Thanks & Reference

The content of this paper is relatively shallow, and Docker does not involve the content of distribution and cluster, so this paper recommends front-end students to have a look, but back-end students do not recommend. All the commands in this article are for Ubuntu16.04, so be aware when copying and pasting. (There are some rereaders for this article 🎺, and those interested in Docker can see the following resources directly)
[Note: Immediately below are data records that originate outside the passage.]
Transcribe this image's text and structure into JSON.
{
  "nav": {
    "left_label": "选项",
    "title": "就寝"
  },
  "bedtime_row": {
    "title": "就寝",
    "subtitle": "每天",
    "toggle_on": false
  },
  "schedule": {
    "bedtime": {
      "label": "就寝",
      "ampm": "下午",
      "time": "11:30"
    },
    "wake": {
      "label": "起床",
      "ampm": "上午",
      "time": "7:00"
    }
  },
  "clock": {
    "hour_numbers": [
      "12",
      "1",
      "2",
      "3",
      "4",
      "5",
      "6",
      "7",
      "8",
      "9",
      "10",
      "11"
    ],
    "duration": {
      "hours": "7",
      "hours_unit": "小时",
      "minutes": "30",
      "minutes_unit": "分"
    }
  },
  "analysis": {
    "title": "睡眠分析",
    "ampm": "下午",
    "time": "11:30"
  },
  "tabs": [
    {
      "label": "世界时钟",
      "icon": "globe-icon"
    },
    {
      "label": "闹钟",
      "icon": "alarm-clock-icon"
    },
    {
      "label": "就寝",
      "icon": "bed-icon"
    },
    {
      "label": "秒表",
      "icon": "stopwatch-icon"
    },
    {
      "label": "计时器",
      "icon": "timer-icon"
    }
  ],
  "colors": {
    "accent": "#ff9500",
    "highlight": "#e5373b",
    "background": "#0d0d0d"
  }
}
This article mainly refers to the following information

• Docker docs Official docker documents
• Docker Introduction study notes
• Docker – from beginning to practice
• DockerInfo
• Docker Learning Roadmap (with Practice tutorial based on Ali Cloud Container Service)

Command summary

Command summary, quick query aspects

#Create a mirror imageDocker build-t [image name].#Docker image list
docker image ls
#Remove the mirror
docker rmi [id]
#Delete all mirrors
docker image rm $(docker image ls -a -q)

#Docker container list
docker container ls
docker container ls --all
#Stop all containers
docker container ls -aq
#Remove the container
docker rm [id]
#Delete all containers
docker container rm $(docker container ls -a -q)
#Stop the container
docker container stop [id]
#Start the stopped container
docker container start [id]
#Forces the specified container to close
docker container kill [id]
#Restart the container
docker container restart [id]
#Into the containerDocker exec-it [container ID] bash

#Run the container and map the external port 4000 to port 80 of the container
docker run -p 4000:80 hello
#Specify the container name --name
docker run --name [name] -p 4000:80 [image]
#Daemon running container (running in background, no need to open a terminal)
docker run -d -p 4000:80 hello
#Maps ports of the local host to ports of the container randomly
docker run -d -P [image]
#Map all addressesDocker run -d -p [host port]:[container port] [image]#Maps the specified address and portDocker run -d -p [IP]:[host port]:[container port] [image]#Maps any port of the specified addressDocker run -d -p [IP]::[container port] [image]#View the ports mapped to the containerDocker port/container name | container id] [container port]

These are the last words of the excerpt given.